The Communities Secretary said 'black, Asian and ethnic women often face particular problems when they try and flee abusive partners'.
MUSLIM Cabinet Minister Sajid Javid has called out the country’s ethnic minorities for failing to tackle domestic violence – saying: ‘It cannot continue.’
The Communities Secretary said while violence occurred in every neighbourhood, “black, Asian and ethnic women often face particular problems when they try and flee abusive partners”.
He told the Sun: “Sometimes it’s a cultural issue. Sometimes it’s because people who are supposed to help instead fall back on cultural, ethnic and religious stereotypes.
“What is certain is that it can’t go on.”
The explosive intervention comes just days before a Government commissioned report is expected to say certain religious groups have failed to integrate into British ways of life.
The long-awaited review by the Government’s ‘integration tsar’ Louise Casey is due out next week.
Last year a report claimed that in London 733 black and minority ethnic women sought refuge spaces – but only 154 were successful.
Earlier this month, the Tory high-flyer unveiled a £20 million fund to help victims of domestic abuse in a big victory for the Sun’s ‘Give Me Shelter’ campaign.
Millions from this fund will be used to help support victims of domestic abuse in “isolated and minority ethnic” communities. One project in Slough is thought to be among the first short-listed for funding. Mr
Javid said: “Domestic violence doesn’t discriminate. And neither should our determination to stamp it out.”

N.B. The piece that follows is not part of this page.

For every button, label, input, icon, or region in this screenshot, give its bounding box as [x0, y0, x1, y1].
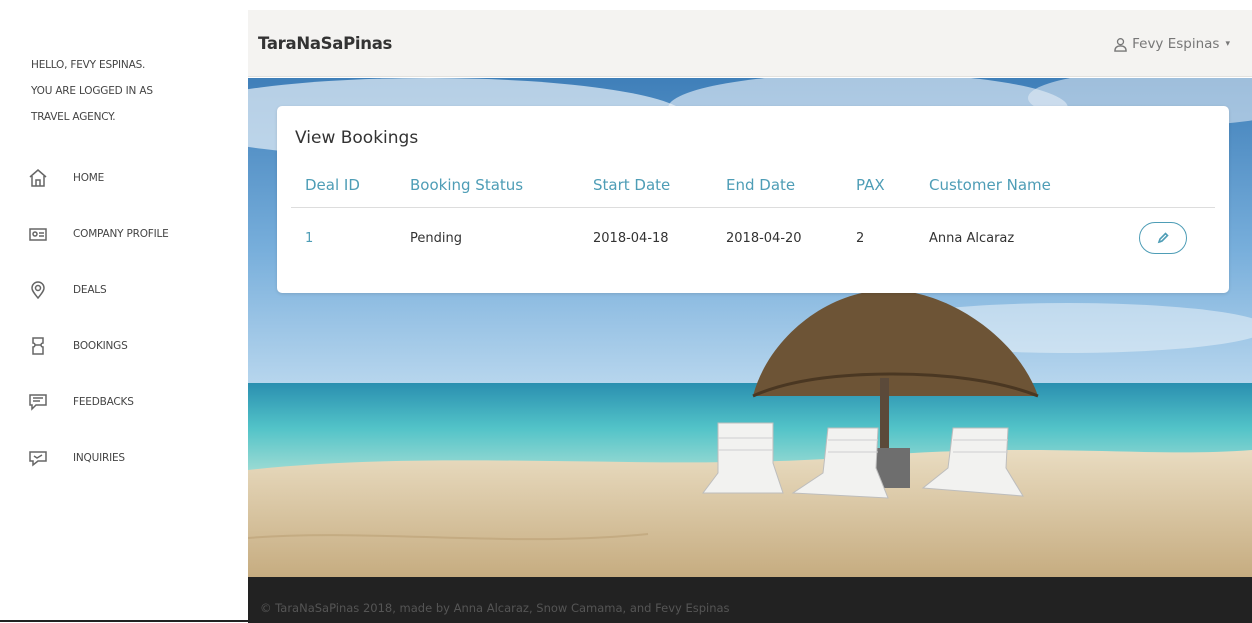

Mr Javid – the son of a Muslim bus driver – was speaking out as agencies and charities marked the UN designated ‘International Day for the Elimination of Violence Against Women’.

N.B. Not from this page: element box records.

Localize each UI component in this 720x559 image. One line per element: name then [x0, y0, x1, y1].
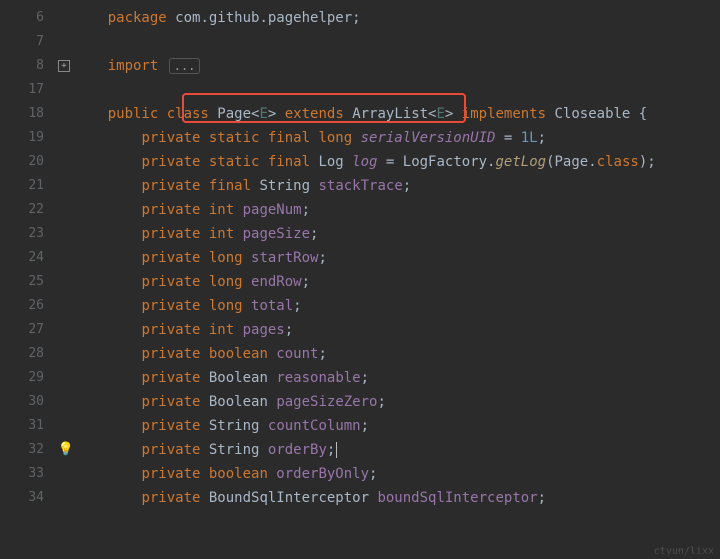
code-line[interactable]: 33 private boolean orderByOnly; [0, 462, 720, 486]
line-number: 30 [0, 390, 58, 414]
code-text[interactable]: private long startRow; [74, 246, 720, 270]
code-text[interactable]: import ... [74, 54, 720, 78]
line-number: 8 [0, 54, 58, 78]
code-text[interactable]: private int pages; [74, 318, 720, 342]
code-text[interactable]: private String orderBy; [74, 438, 720, 462]
code-line[interactable]: 31 private String countColumn; [0, 414, 720, 438]
code-line[interactable]: 20 private static final Log log = LogFac… [0, 150, 720, 174]
folded-region[interactable]: ... [169, 58, 201, 74]
line-number: 32 [0, 438, 58, 462]
line-number: 28 [0, 342, 58, 366]
code-line[interactable]: 6 package com.github.pagehelper; [0, 6, 720, 30]
code-text[interactable]: private static final Log log = LogFactor… [74, 150, 720, 174]
line-number: 34 [0, 486, 58, 510]
code-text[interactable]: private int pageSize; [74, 222, 720, 246]
code-line[interactable]: 17 [0, 78, 720, 102]
intention-bulb-icon[interactable]: 💡 [58, 438, 74, 462]
line-number: 7 [0, 30, 58, 54]
line-number: 18 [0, 102, 58, 126]
code-line[interactable]: 29 private Boolean reasonable; [0, 366, 720, 390]
line-number: 21 [0, 174, 58, 198]
line-number: 23 [0, 222, 58, 246]
code-line[interactable]: 27 private int pages; [0, 318, 720, 342]
code-text[interactable]: private static final long serialVersionU… [74, 126, 720, 150]
code-line[interactable]: 7 [0, 30, 720, 54]
line-number: 26 [0, 294, 58, 318]
code-line[interactable]: 22 private int pageNum; [0, 198, 720, 222]
line-number: 24 [0, 246, 58, 270]
code-text[interactable]: public class Page<E> extends ArrayList<E… [74, 102, 720, 126]
code-text[interactable]: package com.github.pagehelper; [74, 6, 720, 30]
code-line[interactable]: 8+ import ... [0, 54, 720, 78]
code-line[interactable]: 26 private long total; [0, 294, 720, 318]
code-editor[interactable]: 6 package com.github.pagehelper;78+ impo… [0, 0, 720, 510]
line-number: 27 [0, 318, 58, 342]
line-number: 20 [0, 150, 58, 174]
code-text[interactable]: private long endRow; [74, 270, 720, 294]
code-text[interactable]: private Boolean pageSizeZero; [74, 390, 720, 414]
line-number: 25 [0, 270, 58, 294]
code-line[interactable]: 19 private static final long serialVersi… [0, 126, 720, 150]
line-number: 22 [0, 198, 58, 222]
code-text[interactable]: private BoundSqlInterceptor boundSqlInte… [74, 486, 720, 510]
line-number: 6 [0, 6, 58, 30]
code-text[interactable]: private final String stackTrace; [74, 174, 720, 198]
code-line[interactable]: 32💡 private String orderBy; [0, 438, 720, 462]
code-line[interactable]: 23 private int pageSize; [0, 222, 720, 246]
code-text[interactable]: private boolean orderByOnly; [74, 462, 720, 486]
code-text[interactable]: private String countColumn; [74, 414, 720, 438]
code-text[interactable]: private Boolean reasonable; [74, 366, 720, 390]
line-number: 29 [0, 366, 58, 390]
line-number: 19 [0, 126, 58, 150]
code-text[interactable]: private long total; [74, 294, 720, 318]
bottom-fade [0, 549, 720, 559]
line-number: 31 [0, 414, 58, 438]
code-text[interactable]: private boolean count; [74, 342, 720, 366]
code-line[interactable]: 18 public class Page<E> extends ArrayLis… [0, 102, 720, 126]
code-line[interactable]: 28 private boolean count; [0, 342, 720, 366]
code-line[interactable]: 25 private long endRow; [0, 270, 720, 294]
fold-expand-icon[interactable]: + [58, 60, 70, 72]
line-number: 33 [0, 462, 58, 486]
line-number: 17 [0, 78, 58, 102]
text-caret [336, 442, 337, 458]
code-text[interactable]: private int pageNum; [74, 198, 720, 222]
code-line[interactable]: 30 private Boolean pageSizeZero; [0, 390, 720, 414]
code-line[interactable]: 24 private long startRow; [0, 246, 720, 270]
code-line[interactable]: 21 private final String stackTrace; [0, 174, 720, 198]
code-line[interactable]: 34 private BoundSqlInterceptor boundSqlI… [0, 486, 720, 510]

Charity Refuge claims police receive a domestic assistance call every minute, with a woman assaulted 35 times on average before ringing for help. Activists earlier this week blocked bridges across the UK in protests against the lack of funding for specialist black and minority domestic violence services.

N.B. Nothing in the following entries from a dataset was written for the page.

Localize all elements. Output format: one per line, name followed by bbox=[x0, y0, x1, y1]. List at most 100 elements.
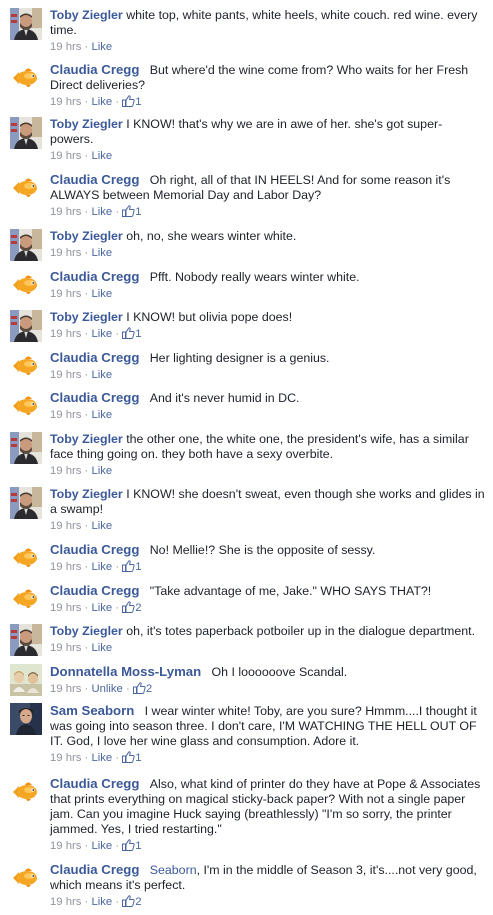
timestamp[interactable]: 19 hrs bbox=[50, 369, 81, 381]
comment-body: Toby Ziegler I KNOW! that's why we are i… bbox=[50, 117, 485, 164]
like-count[interactable]: 2 bbox=[132, 682, 153, 695]
avatar-goldfish[interactable] bbox=[10, 390, 42, 422]
like-button[interactable]: Like bbox=[91, 409, 112, 421]
timestamp[interactable]: 19 hrs bbox=[50, 328, 81, 340]
avatar-toby[interactable] bbox=[10, 117, 42, 149]
like-button[interactable]: Like bbox=[91, 602, 112, 614]
avatar-goldfish[interactable] bbox=[10, 862, 42, 894]
avatar-goldfish[interactable] bbox=[10, 583, 42, 615]
like-button[interactable]: Like bbox=[91, 150, 112, 162]
like-thumb-icon bbox=[122, 327, 135, 339]
like-button[interactable]: Like bbox=[91, 369, 112, 381]
timestamp[interactable]: 19 hrs bbox=[50, 465, 81, 477]
comment-meta: 19 hrs · Like bbox=[50, 520, 113, 532]
comment-author-link[interactable]: Claudia Cregg bbox=[50, 269, 139, 284]
like-count[interactable]: 2 bbox=[122, 601, 142, 614]
like-count[interactable]: 1 bbox=[122, 839, 142, 852]
comment-author-link[interactable]: Claudia Cregg bbox=[50, 776, 139, 791]
avatar-goldfish[interactable] bbox=[10, 350, 42, 382]
like-button[interactable]: Like bbox=[91, 206, 112, 218]
comment-author-link[interactable]: Toby Ziegler bbox=[50, 229, 123, 243]
comment-author-link[interactable]: Toby Ziegler bbox=[50, 117, 123, 131]
comment-author-link[interactable]: Toby Ziegler bbox=[50, 487, 123, 501]
avatar-goldfish[interactable] bbox=[10, 269, 42, 301]
timestamp[interactable]: 19 hrs bbox=[50, 752, 81, 764]
avatar-toby[interactable] bbox=[10, 432, 42, 464]
timestamp[interactable]: 19 hrs bbox=[50, 520, 81, 532]
like-button[interactable]: Like bbox=[91, 288, 112, 300]
unlike-button[interactable]: Unlike bbox=[91, 683, 122, 695]
comment-message: I KNOW! but olivia pope does! bbox=[126, 310, 293, 324]
like-count[interactable]: 1 bbox=[122, 751, 142, 764]
comment-body: Claudia Cregg No! Mellie!? She is the op… bbox=[50, 542, 485, 575]
comment-author-link[interactable]: Claudia Cregg bbox=[50, 862, 139, 877]
avatar-toby[interactable] bbox=[10, 8, 42, 40]
like-count[interactable]: 1 bbox=[122, 327, 142, 340]
comment-text: Toby Ziegler oh, it's totes paperback po… bbox=[50, 624, 485, 639]
comment-author-link[interactable]: Toby Ziegler bbox=[50, 624, 123, 638]
avatar-goldfish[interactable] bbox=[10, 542, 42, 574]
like-count-number: 2 bbox=[145, 683, 153, 695]
comment-meta: 19 hrs · Like · 1 bbox=[50, 560, 142, 573]
like-count[interactable]: 1 bbox=[122, 560, 142, 573]
like-button[interactable]: Like bbox=[91, 465, 112, 477]
mention-link[interactable]: Seaborn bbox=[150, 863, 197, 877]
comment-author-link[interactable]: Claudia Cregg bbox=[50, 390, 139, 405]
comment-author-link[interactable]: Claudia Cregg bbox=[50, 172, 139, 187]
timestamp[interactable]: 19 hrs bbox=[50, 642, 81, 654]
like-count[interactable]: 1 bbox=[122, 205, 142, 218]
timestamp[interactable]: 19 hrs bbox=[50, 247, 81, 259]
avatar-toby[interactable] bbox=[10, 229, 42, 261]
timestamp[interactable]: 19 hrs bbox=[50, 896, 81, 908]
timestamp[interactable]: 19 hrs bbox=[50, 41, 81, 53]
comment-author-link[interactable]: Toby Ziegler bbox=[50, 432, 123, 446]
timestamp[interactable]: 19 hrs bbox=[50, 150, 81, 162]
like-button[interactable]: Like bbox=[91, 896, 112, 908]
comment-author-link[interactable]: Claudia Cregg bbox=[50, 583, 139, 598]
comment-author-link[interactable]: Toby Ziegler bbox=[50, 8, 123, 22]
like-button[interactable]: Like bbox=[91, 642, 112, 654]
avatar-toby[interactable] bbox=[10, 624, 42, 656]
timestamp[interactable]: 19 hrs bbox=[50, 602, 81, 614]
like-button[interactable]: Like bbox=[91, 328, 112, 340]
comment-author-link[interactable]: Donnatella Moss-Lyman bbox=[50, 664, 201, 679]
comment-message: oh, no, she wears winter white. bbox=[126, 229, 297, 243]
avatar-toby[interactable] bbox=[10, 310, 42, 342]
like-button[interactable]: Like bbox=[91, 41, 112, 53]
avatar-donna[interactable] bbox=[10, 664, 42, 696]
comment-meta: 19 hrs · Like bbox=[50, 41, 113, 53]
comment-author-link[interactable]: Claudia Cregg bbox=[50, 542, 139, 557]
like-button[interactable]: Like bbox=[91, 752, 112, 764]
like-button[interactable]: Like bbox=[91, 247, 112, 259]
timestamp[interactable]: 19 hrs bbox=[50, 840, 81, 852]
like-count[interactable]: 1 bbox=[122, 95, 142, 108]
avatar-goldfish[interactable] bbox=[10, 776, 42, 808]
comment-body: Claudia Cregg But where'd the wine come … bbox=[50, 62, 485, 110]
comment-meta: 19 hrs · Like · 1 bbox=[50, 327, 142, 340]
avatar-goldfish[interactable] bbox=[10, 172, 42, 204]
like-button[interactable]: Like bbox=[91, 520, 112, 532]
timestamp[interactable]: 19 hrs bbox=[50, 206, 81, 218]
comment-meta: 19 hrs · Like bbox=[50, 150, 113, 162]
timestamp[interactable]: 19 hrs bbox=[50, 288, 81, 300]
timestamp[interactable]: 19 hrs bbox=[50, 561, 81, 573]
comment-author-link[interactable]: Toby Ziegler bbox=[50, 310, 123, 324]
like-button[interactable]: Like bbox=[91, 96, 112, 108]
comment-author-link[interactable]: Sam Seaborn bbox=[50, 703, 134, 718]
comment-body: Claudia Cregg "Take advantage of me, Jak… bbox=[50, 583, 485, 616]
like-button[interactable]: Like bbox=[91, 561, 112, 573]
comment-text: Toby Ziegler I KNOW! but olivia pope doe… bbox=[50, 310, 485, 325]
avatar-goldfish[interactable] bbox=[10, 62, 42, 94]
comment-meta: 19 hrs · Like · 2 bbox=[50, 895, 142, 908]
comment-body: Donnatella Moss-Lyman Oh I loooooove Sca… bbox=[50, 664, 485, 697]
timestamp[interactable]: 19 hrs bbox=[50, 96, 81, 108]
avatar-sam[interactable] bbox=[10, 703, 42, 735]
avatar-toby[interactable] bbox=[10, 487, 42, 519]
timestamp[interactable]: 19 hrs bbox=[50, 683, 81, 695]
timestamp[interactable]: 19 hrs bbox=[50, 409, 81, 421]
comment-author-link[interactable]: Claudia Cregg bbox=[50, 62, 139, 77]
like-button[interactable]: Like bbox=[91, 840, 112, 852]
like-count[interactable]: 2 bbox=[122, 895, 142, 908]
comment-author-link[interactable]: Claudia Cregg bbox=[50, 350, 139, 365]
like-thumb-icon bbox=[122, 839, 135, 851]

Sister Uncut said the £20 million fund was nothing more than a “sticking plaster on a haemorrhage”. A spokeswoman for the group said the Government was letting down black and minority ethnic (BME) women.
She said: “Many of the services lost in austerity were set up and run by women of colour for women of colour, because generic services did not meet their needs.
“Those needs remain unmet, and women of colour and migrant survivors remain more likely to be trapped in violence, without any support.”
Mr Javid was widely seen as a potential Prime Minister before the Referendum. He is the Conservative’s first British-Pakistani MP. His dad, Abdul, came to Britain in 1961 with just £1 in his pocket and settled in Rochdale. The family moved to Bristol when Sajid was four.